Nanoscale chiral valley-photon interface through optical spin-orbit coupling

TL;DR

This paper demonstrates room-temperature valley-dependent directional light coupling in a plasmonic nanowire-WS2 system, enabling precise control and detection of valley and spin information at the nanoscale for integrated photonic applications.

Contribution

It introduces a novel on-chip nanophotonic system that achieves high-efficiency valley-dependent optical spin control using plasmonic nanowires and 2D materials.

Findings

Achieved up to 91% optical spin-path locking.

Demonstrated 90% directional coupling efficiency.

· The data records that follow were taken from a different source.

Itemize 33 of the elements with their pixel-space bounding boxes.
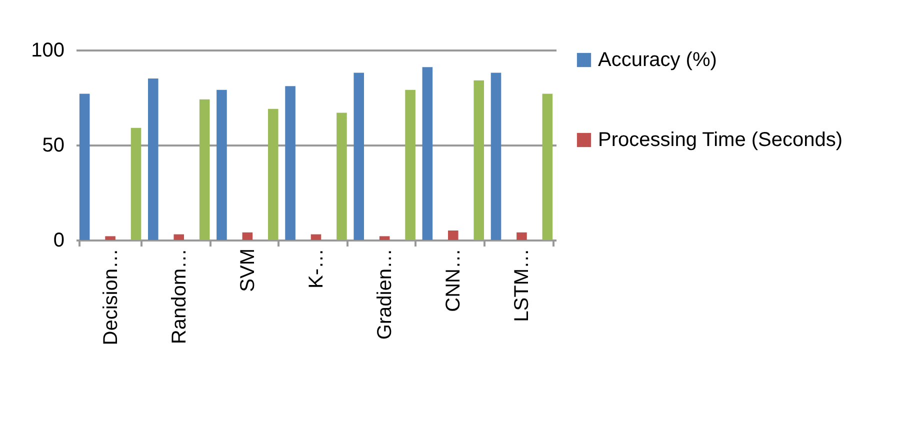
x-tick-label: SVM (236, 248, 259, 292)
bar (422, 67, 433, 240)
bar (242, 232, 253, 240)
bar (490, 72, 502, 240)
legend-label: Processing Time (Seconds) (598, 129, 843, 151)
y-tick-label: 100 (31, 40, 64, 62)
bar (130, 128, 142, 240)
bar (336, 112, 347, 240)
x-tick-label: Gradien… (374, 248, 396, 340)
bar (354, 72, 364, 240)
bar (310, 234, 322, 240)
bar (542, 94, 553, 240)
bar (148, 78, 158, 240)
bar (448, 230, 458, 240)
bar (174, 234, 184, 240)
x-tick-label: Random… (168, 248, 190, 344)
bar (516, 232, 527, 240)
bar (79, 94, 90, 240)
x-tick-label: CNN… (442, 248, 465, 312)
bar (405, 90, 416, 240)
bar (199, 99, 210, 240)
bar (285, 86, 296, 240)
y-tick-label: 0 (53, 230, 64, 252)
x-tick-label: LSTM… (511, 248, 534, 322)
bar (268, 108, 278, 240)
bar (216, 90, 227, 240)
bar (379, 236, 390, 240)
x-tick-label: K-… (306, 248, 328, 288)
legend-label: Accuracy (%) (598, 49, 717, 71)
bar (105, 236, 116, 240)
x-tick-label: Decision… (100, 248, 122, 346)
y-tick-label: 50 (42, 134, 64, 156)
bar (474, 80, 484, 240)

Enabled valley pseudospin control at room temperature.

Abstract

The emergence of two-dimensional transition metal chalcogenide materials has sparked an intense activity in valleytronics since their valley information can be directly encoded and detected by using the spin angular momentum of light. For their practical applications such as on-chip valley logic gates and chip-to-chip valley transport, the encoding and processing of valley pseudospin using light should be extended to an integrated, on-chip nanophotonic system. Here, we successfully demonstrate, at room temperature, the valley-dependent directional coupling of light using a plasmonic nanowire-WS2 layers system. Our calculations show that the local transverse spin angular momentum of the mode of the plasmonic nanowire provides robust optical spin-path locking of up to 91 %. Experimentally we demonstrate that valley pseudospin in WS2 is coupled with optical spin of the same handedness and exhibits a high directional coupling efficiency up to 90 % to the plasmonic guided mode. The result opens up new avenues of controlling, detecting and processing valley and spin information with precise optical control at the nanoscale.